Atwood unlikely new darling of American TV
Adaptation of bestselling novelist’s work for screen has critics and audiences abuzz
If someone told me 10 years ago one of the biggest names in U.S. television in 2017 would be novelist Margaret Atwood, I might have reacted the way I did in 1999 when somebody told me the next big thing in food would come from Britain.
Right.
Well, as with Jamie Oliver and his pals, it’s time to take another think.

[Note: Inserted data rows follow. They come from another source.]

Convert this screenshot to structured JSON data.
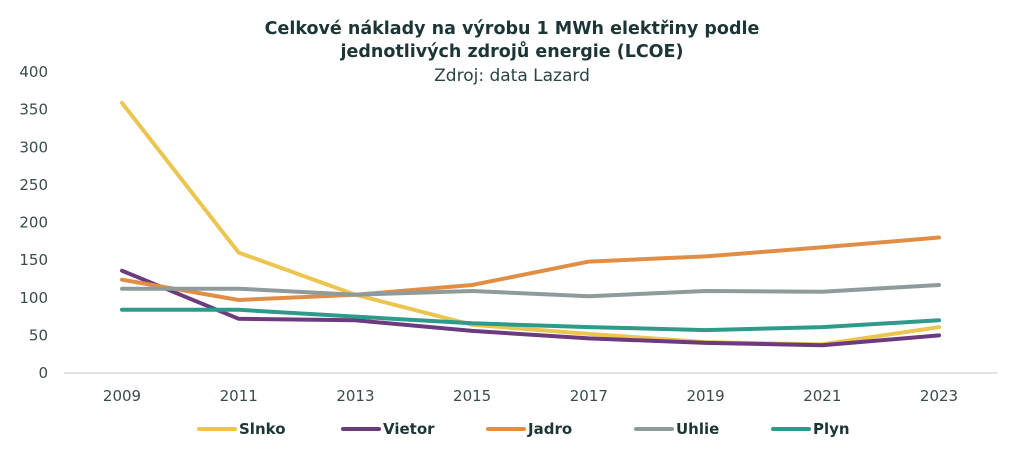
{
  "chart_data": {
    "type": "line",
    "title_line1": "Celkové náklady na výrobu 1 MWh elektřiny podle",
    "title_line2": "jednotlivých zdrojů energie (LCOE)",
    "subtitle": "Zdroj: data Lazard",
    "xlabel": "",
    "ylabel": "",
    "x": [
      "2009",
      "2011",
      "2013",
      "2015",
      "2017",
      "2019",
      "2021",
      "2023"
    ],
    "ylim": [
      0,
      400
    ],
    "yticks": [
      "0",
      "50",
      "100",
      "150",
      "200",
      "250",
      "300",
      "350",
      "400"
    ],
    "grid": false,
    "legend_position": "bottom",
    "series": [
      {
        "name": "Slnko",
        "color": "#ecc550",
        "values": [
          359,
          160,
          104,
          64,
          52,
          41,
          38,
          61
        ]
      },
      {
        "name": "Vietor",
        "color": "#6c3b7e",
        "values": [
          136,
          72,
          70,
          56,
          46,
          40,
          37,
          50
        ]
      },
      {
        "name": "Jadro",
        "color": "#e08e45",
        "values": [
          124,
          97,
          104,
          117,
          148,
          155,
          167,
          180
        ]
      },
      {
        "name": "Uhlie",
        "color": "#8f9b9a",
        "values": [
          112,
          112,
          104,
          109,
          102,
          109,
          108,
          117
        ]
      },
      {
        "name": "Plyn",
        "color": "#2e9a8a",
        "values": [
          84,
          84,
          75,
          66,
          61,
          57,
          61,
          70
        ]
      }
    ]
  }
}
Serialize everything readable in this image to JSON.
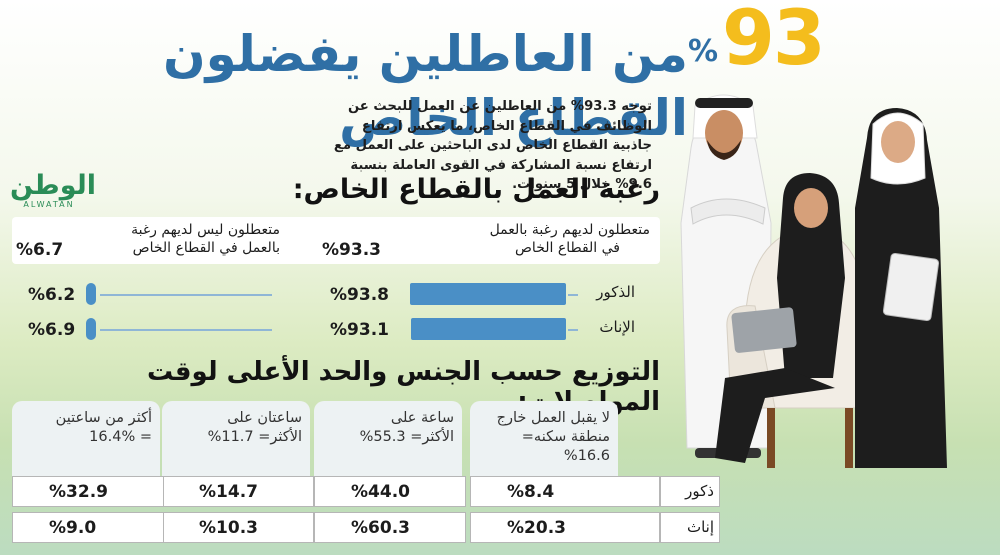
{
  "headline": {
    "number": "93",
    "percent": "%",
    "text": "من العاطلين يفضلون القطاع الخاص"
  },
  "intro": "توجه 93.3% من العاطلين عن العمل للبحث عن الوظائف في القطاع الخاص، ما يعكس ارتفاع جاذبية القطاع الخاص لدى الباحثين على العمل مع ارتفاع نسبة المشاركة في القوى العاملة بنسبة 9.6% خلال 5 سنوات.",
  "logo": {
    "arabic": "الوطن",
    "latin": "ALWATAN"
  },
  "section1": {
    "title": "رغبة العمل بالقطاع الخاص:",
    "willing": {
      "label_line1": "متعطلون لديهم رغبة بالعمل",
      "label_line2": "في القطاع الخاص",
      "value": "93.3",
      "pct": "%"
    },
    "not_willing": {
      "label_line1": "متعطلون ليس لديهم رغبة",
      "label_line2": "بالعمل في القطاع الخاص",
      "value": "6.7",
      "pct": "%"
    },
    "rows": [
      {
        "label": "الذكور",
        "willing": 93.8,
        "willing_text": "93.8",
        "not_willing": 6.2,
        "not_willing_text": "6.2",
        "pct": "%"
      },
      {
        "label": "الإناث",
        "willing": 93.1,
        "willing_text": "93.1",
        "not_willing": 6.9,
        "not_willing_text": "6.9",
        "pct": "%"
      }
    ]
  },
  "section2": {
    "title": "التوزيع حسب الجنس والحد الأعلى لوقت المواصلات:",
    "columns": [
      {
        "line1": "لا يقبل العمل خارج",
        "line2": "منطقة سكنه= 16.6%"
      },
      {
        "line1": "ساعة على",
        "line2": "الأكثر= 55.3%"
      },
      {
        "line1": "ساعتان على",
        "line2": "الأكثر= 11.7%"
      },
      {
        "line1": "أكثر من ساعتين",
        "line2": "= 16.4%"
      }
    ],
    "rows": [
      {
        "label": "ذكور",
        "values": [
          "8.4",
          "44.0",
          "14.7",
          "32.9"
        ]
      },
      {
        "label": "إناث",
        "values": [
          "20.3",
          "60.3",
          "10.3",
          "9.0"
        ]
      }
    ],
    "pct": "%"
  },
  "colors": {
    "blue": "#2f6fa5",
    "bar": "#4a8fc6",
    "yellow": "#f4bd1d",
    "logo_green": "#2a8c57"
  }
}
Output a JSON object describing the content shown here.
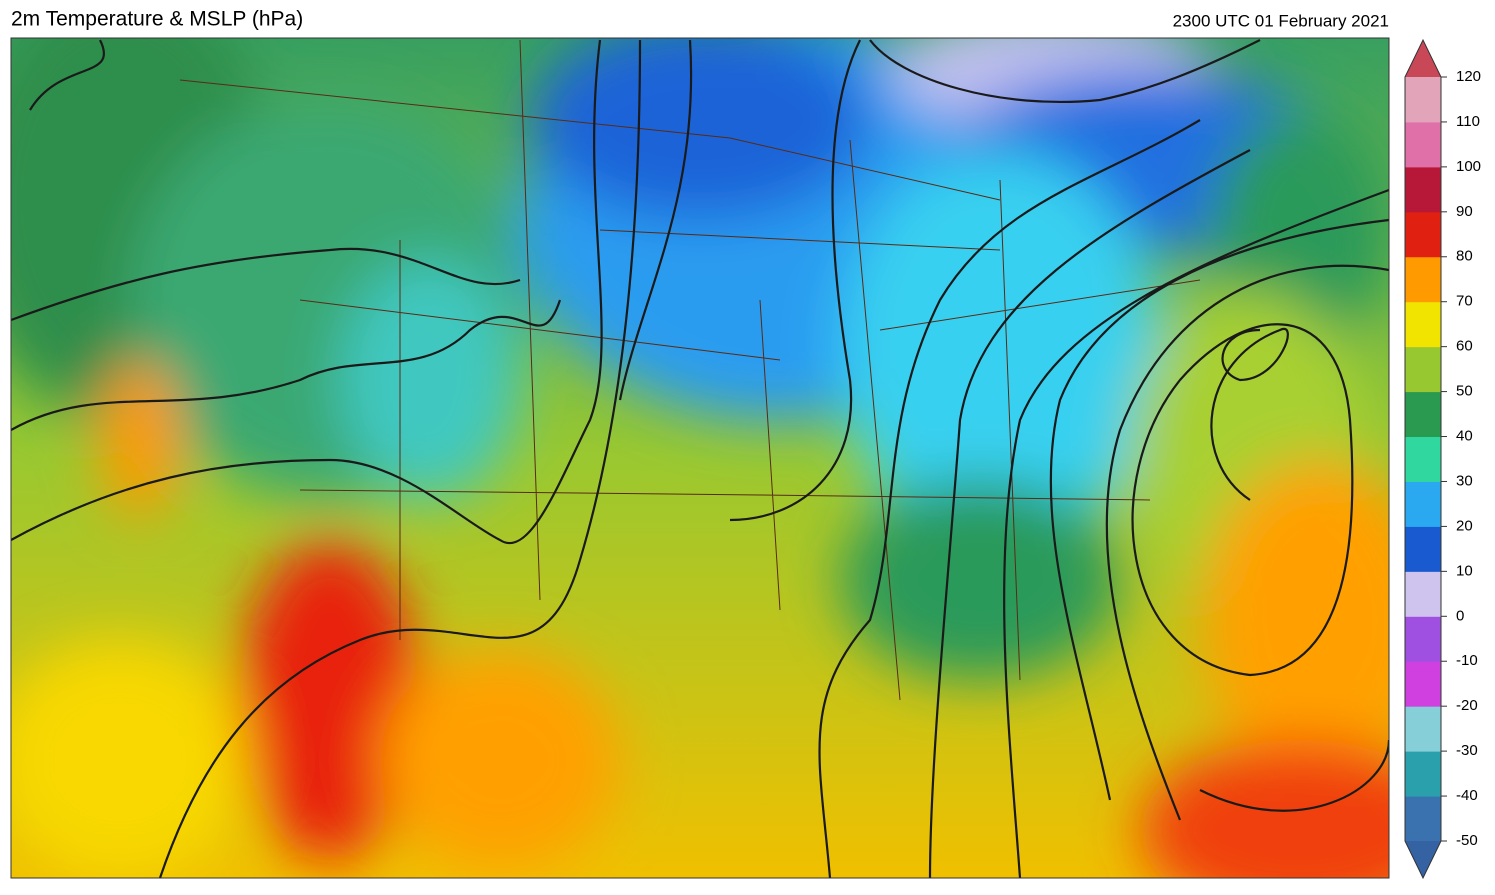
{
  "header": {
    "title": "2m Temperature & MSLP (hPa)",
    "valid_time": "2300 UTC 01 February 2021"
  },
  "colorbar": {
    "ticks": [
      120,
      110,
      100,
      90,
      80,
      70,
      60,
      50,
      40,
      30,
      20,
      10,
      0,
      -10,
      -20,
      -30,
      -40,
      -50
    ],
    "colors": [
      "#3a72b0",
      "#2aa0ac",
      "#86cfd8",
      "#d040e0",
      "#a050e0",
      "#cfc4ee",
      "#1a5ad0",
      "#2aa8f0",
      "#30d8a0",
      "#2a9a50",
      "#98c830",
      "#f0e400",
      "#ff9a00",
      "#e02010",
      "#b81838",
      "#e070a8",
      "#e2a4b8"
    ],
    "max_color": "#c84858",
    "min_color": "#3462a2"
  }
}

Better still, go to YouTube and catch a glimpse of our national Peggy, flamboyant in red, at the 2017 Emmys after The Handmaid’s Tale won for best drama series, rushing to catch up with the show’s producers, directors and stars, all of whom awaited her arrival onstage not unlike minions at the palace.
Atwood beamed under the spotlights, maybe just as surprised as many in the audience were.

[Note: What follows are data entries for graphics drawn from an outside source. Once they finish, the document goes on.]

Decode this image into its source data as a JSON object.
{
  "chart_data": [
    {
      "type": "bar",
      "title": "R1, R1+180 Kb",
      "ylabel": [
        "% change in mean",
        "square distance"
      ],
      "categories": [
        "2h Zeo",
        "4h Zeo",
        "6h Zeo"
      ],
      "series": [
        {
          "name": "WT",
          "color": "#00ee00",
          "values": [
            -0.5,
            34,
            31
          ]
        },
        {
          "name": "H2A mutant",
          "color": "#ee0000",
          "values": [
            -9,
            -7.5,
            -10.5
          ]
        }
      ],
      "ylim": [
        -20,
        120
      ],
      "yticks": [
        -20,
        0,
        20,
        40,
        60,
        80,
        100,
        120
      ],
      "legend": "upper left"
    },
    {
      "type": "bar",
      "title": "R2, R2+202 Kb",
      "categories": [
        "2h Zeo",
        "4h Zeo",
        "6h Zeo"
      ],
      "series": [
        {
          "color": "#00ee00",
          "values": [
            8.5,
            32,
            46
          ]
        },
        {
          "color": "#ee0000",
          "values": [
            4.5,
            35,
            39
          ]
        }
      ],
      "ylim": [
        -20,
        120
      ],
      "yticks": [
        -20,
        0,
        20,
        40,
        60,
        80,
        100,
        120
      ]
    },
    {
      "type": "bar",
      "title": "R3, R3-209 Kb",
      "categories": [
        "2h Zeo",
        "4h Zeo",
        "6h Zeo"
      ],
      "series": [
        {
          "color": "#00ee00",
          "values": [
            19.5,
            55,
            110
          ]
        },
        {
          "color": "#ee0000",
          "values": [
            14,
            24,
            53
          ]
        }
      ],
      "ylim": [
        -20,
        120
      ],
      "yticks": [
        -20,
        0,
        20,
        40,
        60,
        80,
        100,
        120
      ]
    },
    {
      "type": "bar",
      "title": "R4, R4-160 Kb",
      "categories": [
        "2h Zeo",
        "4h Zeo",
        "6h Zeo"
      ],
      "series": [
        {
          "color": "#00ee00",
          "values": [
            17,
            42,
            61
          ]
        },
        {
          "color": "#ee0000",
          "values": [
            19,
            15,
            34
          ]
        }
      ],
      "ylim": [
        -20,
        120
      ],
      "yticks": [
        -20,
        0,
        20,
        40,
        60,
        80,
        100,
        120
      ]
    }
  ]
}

It is rare non-British novels get a second chance on film or television. While the works of Dickens and the Bronte sisters continue to provide fodder for generations in England, few remakes do so well in the American market, The Great Gatsby being perhaps the shiniest exception, having been made twice, in 1974 and 2013.

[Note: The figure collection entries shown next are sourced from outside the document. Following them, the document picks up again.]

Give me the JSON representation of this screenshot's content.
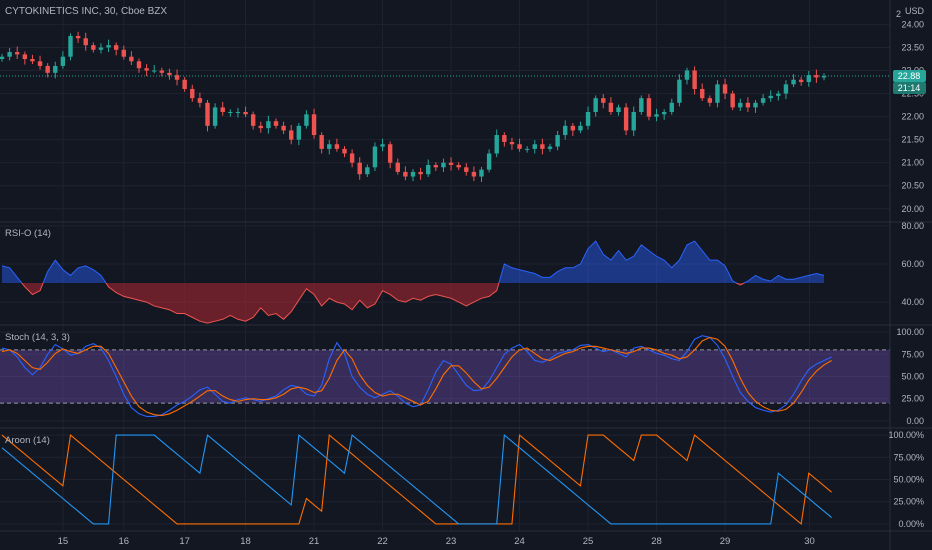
{
  "header": {
    "title": "CYTOKINETICS INC, 30, Cboe BZX",
    "currency": "USD",
    "alert_glyph": "2"
  },
  "price_badges": {
    "last_price": "22.88",
    "countdown": "21:14"
  },
  "colors": {
    "up": "#26a69a",
    "down": "#ef5350",
    "rsi_up": "#2962ff",
    "rsi_down": "#b22833",
    "stoch_k": "#2962ff",
    "stoch_d": "#ff6d00",
    "stoch_band": "#7e57c2",
    "aroon_up": "#ff6d00",
    "aroon_down": "#2196f3"
  },
  "chart_data": [
    {
      "type": "candlestick",
      "title": "CYTOKINETICS INC, 30, Cboe BZX",
      "y_ticks": [
        "24.00",
        "23.50",
        "23.00",
        "22.50",
        "22.00",
        "21.50",
        "21.00",
        "20.50",
        "20.00"
      ],
      "ylim": [
        19.8,
        24.4
      ],
      "x_ticks": [
        "15",
        "16",
        "17",
        "18",
        "21",
        "22",
        "23",
        "24",
        "25",
        "28",
        "29",
        "30"
      ],
      "last_price": 22.88,
      "closes": [
        23.3,
        23.4,
        23.35,
        23.25,
        23.2,
        23.1,
        22.95,
        23.1,
        23.3,
        23.75,
        23.7,
        23.55,
        23.45,
        23.5,
        23.55,
        23.45,
        23.3,
        23.2,
        23.05,
        23.0,
        23.0,
        22.95,
        22.9,
        22.8,
        22.6,
        22.4,
        22.3,
        21.8,
        22.2,
        22.1,
        22.1,
        22.1,
        22.05,
        21.8,
        21.75,
        21.9,
        21.8,
        21.7,
        21.5,
        21.8,
        22.05,
        21.6,
        21.3,
        21.4,
        21.3,
        21.2,
        21.0,
        20.75,
        20.9,
        21.35,
        21.4,
        21.0,
        20.8,
        20.7,
        20.8,
        20.75,
        20.95,
        20.9,
        21.0,
        20.95,
        20.9,
        20.8,
        20.7,
        20.85,
        21.2,
        21.6,
        21.45,
        21.4,
        21.3,
        21.3,
        21.4,
        21.3,
        21.35,
        21.6,
        21.8,
        21.7,
        21.8,
        22.1,
        22.4,
        22.3,
        22.1,
        22.2,
        21.7,
        22.1,
        22.4,
        22.0,
        22.05,
        22.1,
        22.3,
        22.8,
        23.0,
        22.6,
        22.4,
        22.3,
        22.7,
        22.5,
        22.2,
        22.3,
        22.2,
        22.3,
        22.4,
        22.45,
        22.5,
        22.7,
        22.8,
        22.75,
        22.9,
        22.85,
        22.88
      ]
    },
    {
      "type": "area",
      "title": "RSI-O (14)",
      "y_ticks": [
        "80.00",
        "60.00",
        "40.00"
      ],
      "ylim": [
        28,
        82
      ],
      "baseline": 50,
      "values": [
        59,
        58,
        53,
        48,
        44,
        46,
        56,
        62,
        57,
        54,
        58,
        59,
        57,
        54,
        48,
        45,
        43,
        42,
        41,
        40,
        38,
        37,
        36,
        34,
        34,
        32,
        30,
        29,
        30,
        31,
        33,
        31,
        30,
        32,
        37,
        33,
        34,
        31,
        35,
        41,
        47,
        44,
        38,
        42,
        40,
        39,
        36,
        41,
        37,
        39,
        46,
        44,
        41,
        40,
        42,
        41,
        43,
        44,
        43,
        42,
        40,
        38,
        40,
        42,
        43,
        46,
        60,
        58,
        57,
        56,
        55,
        53,
        53,
        56,
        58,
        58,
        60,
        68,
        72,
        65,
        62,
        67,
        62,
        64,
        70,
        67,
        64,
        62,
        58,
        62,
        70,
        72,
        67,
        62,
        62,
        59,
        51,
        49,
        51,
        54,
        52,
        51,
        54,
        52,
        52,
        53,
        54,
        55,
        54
      ]
    },
    {
      "type": "line",
      "title": "Stoch (14, 3, 3)",
      "y_ticks": [
        "100.00",
        "75.00",
        "50.00",
        "25.00",
        "0.00"
      ],
      "ylim": [
        -8,
        108
      ],
      "band": [
        20,
        80
      ],
      "series": [
        {
          "values": [
            82,
            80,
            72,
            60,
            52,
            60,
            75,
            86,
            81,
            74,
            76,
            84,
            87,
            82,
            68,
            50,
            30,
            15,
            8,
            5,
            5,
            7,
            12,
            18,
            22,
            28,
            35,
            38,
            30,
            22,
            20,
            24,
            26,
            24,
            22,
            25,
            28,
            35,
            40,
            38,
            30,
            28,
            40,
            70,
            88,
            76,
            50,
            38,
            30,
            26,
            30,
            34,
            28,
            20,
            16,
            18,
            35,
            55,
            68,
            64,
            52,
            40,
            34,
            35,
            45,
            60,
            75,
            82,
            86,
            78,
            68,
            66,
            70,
            76,
            78,
            80,
            85,
            86,
            82,
            78,
            80,
            76,
            72,
            82,
            84,
            80,
            76,
            74,
            70,
            68,
            78,
            92,
            96,
            94,
            85,
            70,
            50,
            32,
            22,
            15,
            12,
            10,
            12,
            18,
            30,
            45,
            58,
            64,
            68,
            72
          ]
        },
        {
          "values": [
            78,
            80,
            76,
            68,
            60,
            58,
            66,
            76,
            81,
            78,
            76,
            80,
            84,
            84,
            76,
            60,
            44,
            28,
            16,
            10,
            7,
            6,
            8,
            12,
            17,
            22,
            28,
            34,
            34,
            28,
            24,
            22,
            24,
            25,
            24,
            24,
            26,
            30,
            36,
            38,
            36,
            32,
            34,
            48,
            68,
            80,
            70,
            52,
            40,
            32,
            28,
            30,
            30,
            26,
            22,
            18,
            22,
            36,
            52,
            62,
            62,
            54,
            44,
            36,
            38,
            48,
            60,
            72,
            80,
            82,
            76,
            70,
            68,
            72,
            76,
            78,
            82,
            84,
            84,
            82,
            80,
            78,
            76,
            78,
            82,
            82,
            80,
            76,
            74,
            70,
            72,
            80,
            90,
            94,
            92,
            84,
            68,
            48,
            32,
            22,
            16,
            12,
            11,
            13,
            20,
            32,
            46,
            56,
            63,
            68
          ]
        }
      ]
    },
    {
      "type": "line",
      "title": "Aroon (14)",
      "y_ticks": [
        "100.00%",
        "75.00%",
        "50.00%",
        "25.00%",
        "0.00%"
      ],
      "ylim": [
        -8,
        108
      ],
      "series": [
        {
          "values": [
            100,
            92.9,
            85.7,
            78.6,
            71.4,
            64.3,
            57.1,
            50,
            42.9,
            100,
            92.9,
            85.7,
            78.6,
            71.4,
            64.3,
            57.1,
            50,
            42.9,
            35.7,
            28.6,
            21.4,
            14.3,
            7.1,
            0,
            0,
            0,
            0,
            0,
            0,
            0,
            0,
            0,
            0,
            0,
            0,
            0,
            0,
            0,
            0,
            0,
            28.6,
            21.4,
            14.3,
            100,
            92.9,
            85.7,
            78.6,
            71.4,
            64.3,
            57.1,
            50,
            42.9,
            35.7,
            28.6,
            21.4,
            14.3,
            7.1,
            0,
            0,
            0,
            0,
            0,
            0,
            0,
            0,
            0,
            0,
            0,
            100,
            92.9,
            85.7,
            78.6,
            71.4,
            64.3,
            57.1,
            50,
            42.9,
            100,
            100,
            100,
            92.9,
            85.7,
            78.6,
            71.4,
            100,
            100,
            100,
            92.9,
            85.7,
            78.6,
            71.4,
            100,
            92.9,
            85.7,
            78.6,
            71.4,
            64.3,
            57.1,
            50,
            42.9,
            35.7,
            28.6,
            21.4,
            14.3,
            7.1,
            0,
            57.1,
            50,
            42.9,
            35.7
          ]
        },
        {
          "values": [
            85.7,
            78.6,
            71.4,
            64.3,
            57.1,
            50,
            42.9,
            35.7,
            28.6,
            21.4,
            14.3,
            7.1,
            0,
            0,
            0,
            100,
            100,
            100,
            100,
            100,
            100,
            92.9,
            85.7,
            78.6,
            71.4,
            64.3,
            57.1,
            100,
            92.9,
            85.7,
            78.6,
            71.4,
            64.3,
            57.1,
            50,
            42.9,
            35.7,
            28.6,
            21.4,
            100,
            92.9,
            85.7,
            78.6,
            71.4,
            64.3,
            57.1,
            100,
            92.9,
            85.7,
            78.6,
            71.4,
            64.3,
            57.1,
            50,
            42.9,
            35.7,
            28.6,
            21.4,
            14.3,
            7.1,
            0,
            0,
            0,
            0,
            0,
            0,
            100,
            92.9,
            85.7,
            78.6,
            71.4,
            64.3,
            57.1,
            50,
            42.9,
            35.7,
            28.6,
            21.4,
            14.3,
            7.1,
            0,
            0,
            0,
            0,
            0,
            0,
            0,
            0,
            0,
            0,
            0,
            0,
            0,
            0,
            0,
            0,
            0,
            0,
            0,
            0,
            0,
            0,
            57.1,
            50,
            42.9,
            35.7,
            28.6,
            21.4,
            14.3,
            7.1
          ]
        }
      ]
    }
  ]
}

Atwood was ahead of the pack from the start. The Handmaid’s Tale, published in 1985, was an immediate hit, with award nominations and bestseller lists galore. It was made into a film in 1990, starring the late Natasha Richardson, Faye Dunaway, Robert Duvall and Aidan Quinn. The novel was adapted by Harold Pinter (pre-Nobel Prize but still, how’s that for pimping your prose?) and was directed by Oscar-winning German filmmaker Volker Schlondorff (The Tin Drum). It had its world premiere in competition at the Berlin Film Festival.
The reviews were not kind. As Leonard Cohen sang about Jesus, the movie sank beneath our wisdom like a stone.
Still, on that chilly morning in Berlin, when the cast and crew were introduced to the members of the international press, there was Margaret Atwood, taking her place onstage, as she well deserved to, along the other star names.
To say the times were different then would be a colossal understatement. The Berlin Wall had stood not far from the cinema showing the film and had only come down the year before. Its remnants were a stunning reminder of the novel’s themes of female suppression inside a fundamentalist regime, a joyless portrait of a dystopian society that felt then, in 1990, like the kind of story that could only unfold in the future. Welcome to the future.
It’s 2017 and not only have audiences opened up to the television version, the storyline and characters have entered into popular culture in ways few serious novels ever do. How about a homemade Handmaid’s Tale costume to “smash the patriarchy this Halloween?” When you hear the phrases “praise be” and “under his eye” in conversations between hip young women, you know that’s Atwood speak.
A more likely reason for the recent success is the difference between adapting a novel into a film versus adapting a novel into a TV series. It’s in the numbers. Telling a story in a movie that lasts two hours is not the same exercise as telling the same story in a 10-hour series.
Another major factor might be the difference between Pinter’s script, wherein his vision is imprinted on every scene, and the television version, where Bruce Miller, a working producer and TV writer with nothing in his CV to anticipate this kind of success, has let this be more about Atwood’s original vision than his.
An abundance of riches? How else does one explain yet another Atwood novel, Alias Grace, becoming a miniseries also currently on television?
A Canadian production on both the CBC and Netflix, Alias Grace has not garnered either the attention or the ratings of its creator’s earlier novel. Perhaps it suffers from too much of a good thing — too much Atwood.
But I wouldn’t be surprised to see Atwood running to the stage at the Canadian Screen Awards in March when they announce best dramatic series.
And why not? She did most of the work.